Will marriage and divorce in Thailand be recognized in Australia?
Will a marriage in Thailand be recognized in Australia?
Generally speaking, Thai marriages will be recognized under Australian law provided the parties to the marriage meet certain conditions.
For the marriage in Thailand to be recognized it must have been compliant with Australian law in the following ways:
- Neither party at the time of the marriage can be married under Australian law to another person.
- Both parties must have been of marital age, i.e. above 16 years for people domiciled outside Australia.
- The parties must have been in relationships prohibited by Australian law i.e. not incestuous.
- The marriage must have been consensual and both parties must have had the requisite mental capacity to understand the ceremony.
Will a divorce in Thailand be recognized in Australia?
Accordingly, if the marriage is recognized in Australia, it is likely the divorce will also be recognized in Australia. This is pursuant to a few conditions; which will be elaborated on below.
For Australia to recognize a divorce in Thailand, a party to the marriage must have had a sufficient connection with Thailand, pursuant to Section 104 of The Family Law Act. One means of satisfying this is that one party must be ‘ordinarily resident’ in Thailand at the ‘relevant date’ of the divorce. The ‘relevant date’ refers to the date of the institution of the proceedings that resulted in the divorce. ‘Ordinarily resident’ will be satisfied if the couple’s last place of cohabitation was Thailand, or if they were living in Thailand continually for not less than one year prior to the aforementioned relevant date. Additionally, if one of the parties is a national of Thailand, this would be satisfied. Therefore, it is assumed that divorces between Australian and Thai spouses would not generally be complicated by this provision, so long as the Thai spouse is a Thai national. This would only manifest as an issue if both parties were Australian nationals.
Once the above has been established, the divorce will be valid in Australia, so long as the following two issues did not occur during the divorce:
Pursuant to Section 104(4)(a) The divorce will not be recognized if either party was denied natural justice during the divorce process. For example, this could mean that one of the parties was not given sufficient warning of the impending divorce and had not been given a chance to be heard at the divorce hearing. Relevant to Thailand perhaps an Australian spouse’s divorce would not be valid if the Australian did not properly understand the divorce process if it was conducted in Thai language.
Pursuant to Section 104(4)(b), the divorce will not be recognized if such recognition would be manifestly contrary to Australian public policy. It is unclear as to the definition of this and what it would mean in the context of foreign divorces. Often the ‘best interests of the child’ are the focus of Australian family law policy, so perhaps a divorce that compromised the interests of the child would not be recognized in Australia.

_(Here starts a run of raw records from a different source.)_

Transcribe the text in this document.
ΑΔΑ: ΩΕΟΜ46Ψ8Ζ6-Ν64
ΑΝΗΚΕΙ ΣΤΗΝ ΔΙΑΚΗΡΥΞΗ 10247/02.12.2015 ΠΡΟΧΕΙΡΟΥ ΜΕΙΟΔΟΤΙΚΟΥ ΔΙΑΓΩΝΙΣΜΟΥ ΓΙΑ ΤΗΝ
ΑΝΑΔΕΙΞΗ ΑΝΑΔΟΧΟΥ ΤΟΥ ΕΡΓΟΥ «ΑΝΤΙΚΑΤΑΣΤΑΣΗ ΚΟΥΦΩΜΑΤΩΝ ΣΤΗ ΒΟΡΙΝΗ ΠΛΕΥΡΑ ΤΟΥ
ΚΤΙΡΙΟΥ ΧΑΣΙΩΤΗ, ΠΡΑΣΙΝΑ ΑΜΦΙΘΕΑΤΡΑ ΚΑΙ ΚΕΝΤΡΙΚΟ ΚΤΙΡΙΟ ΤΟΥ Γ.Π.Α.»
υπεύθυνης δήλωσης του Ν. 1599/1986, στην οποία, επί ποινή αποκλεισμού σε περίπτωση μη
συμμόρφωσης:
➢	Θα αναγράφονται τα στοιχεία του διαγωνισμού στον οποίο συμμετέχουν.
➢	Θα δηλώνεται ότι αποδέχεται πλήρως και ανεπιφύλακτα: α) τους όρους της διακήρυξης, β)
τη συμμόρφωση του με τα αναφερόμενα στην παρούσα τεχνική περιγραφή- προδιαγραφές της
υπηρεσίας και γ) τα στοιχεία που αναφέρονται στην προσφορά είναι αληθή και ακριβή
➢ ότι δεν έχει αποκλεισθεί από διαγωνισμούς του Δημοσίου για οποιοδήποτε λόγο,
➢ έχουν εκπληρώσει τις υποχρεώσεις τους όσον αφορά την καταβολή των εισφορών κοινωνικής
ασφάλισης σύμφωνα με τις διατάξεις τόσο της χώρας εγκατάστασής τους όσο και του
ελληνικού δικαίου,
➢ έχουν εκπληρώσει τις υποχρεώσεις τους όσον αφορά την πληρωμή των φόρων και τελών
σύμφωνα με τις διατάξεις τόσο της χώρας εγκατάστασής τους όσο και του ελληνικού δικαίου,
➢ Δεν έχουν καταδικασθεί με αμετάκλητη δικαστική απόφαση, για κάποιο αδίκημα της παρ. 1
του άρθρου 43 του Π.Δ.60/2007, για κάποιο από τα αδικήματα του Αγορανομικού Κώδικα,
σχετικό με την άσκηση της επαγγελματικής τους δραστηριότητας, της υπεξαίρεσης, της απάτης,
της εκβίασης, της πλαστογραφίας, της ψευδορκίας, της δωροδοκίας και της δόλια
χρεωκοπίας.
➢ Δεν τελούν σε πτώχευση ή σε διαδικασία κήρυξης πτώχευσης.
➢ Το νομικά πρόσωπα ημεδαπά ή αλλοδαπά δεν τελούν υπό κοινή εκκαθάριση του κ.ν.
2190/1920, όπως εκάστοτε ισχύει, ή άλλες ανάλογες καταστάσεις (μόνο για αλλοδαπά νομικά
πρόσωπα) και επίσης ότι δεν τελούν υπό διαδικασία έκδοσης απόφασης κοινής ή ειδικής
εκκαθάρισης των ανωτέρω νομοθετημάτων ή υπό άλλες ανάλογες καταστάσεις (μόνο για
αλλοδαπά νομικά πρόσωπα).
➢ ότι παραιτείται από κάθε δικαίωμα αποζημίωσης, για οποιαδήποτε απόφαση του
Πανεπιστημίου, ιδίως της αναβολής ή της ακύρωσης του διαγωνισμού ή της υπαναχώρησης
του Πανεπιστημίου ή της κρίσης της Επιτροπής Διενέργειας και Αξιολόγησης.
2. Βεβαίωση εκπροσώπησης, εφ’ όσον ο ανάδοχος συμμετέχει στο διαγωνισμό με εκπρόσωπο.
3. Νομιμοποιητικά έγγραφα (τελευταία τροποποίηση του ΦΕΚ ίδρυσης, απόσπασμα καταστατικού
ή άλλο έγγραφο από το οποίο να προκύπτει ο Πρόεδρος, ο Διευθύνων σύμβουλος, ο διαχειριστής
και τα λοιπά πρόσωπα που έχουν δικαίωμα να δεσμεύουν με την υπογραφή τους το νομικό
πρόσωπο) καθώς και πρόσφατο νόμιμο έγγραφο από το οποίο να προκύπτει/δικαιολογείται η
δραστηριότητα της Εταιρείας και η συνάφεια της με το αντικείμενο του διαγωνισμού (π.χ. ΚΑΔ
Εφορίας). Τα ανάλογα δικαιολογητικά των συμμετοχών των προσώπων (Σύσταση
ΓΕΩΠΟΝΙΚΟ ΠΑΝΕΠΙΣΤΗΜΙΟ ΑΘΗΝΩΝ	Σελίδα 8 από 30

Accordingly, whether the divorce was a contested or uncontested divorce is inconsequential in determining whether it will be recognized in Australia. What is relevant however is whether natural justice was adhered to with respect to the divorce proceedings, and whether recognizing such a divorce would be contrary to Australian public policy. If this divorce is recognized, then both parties are afforded the right to remarry under Australian law.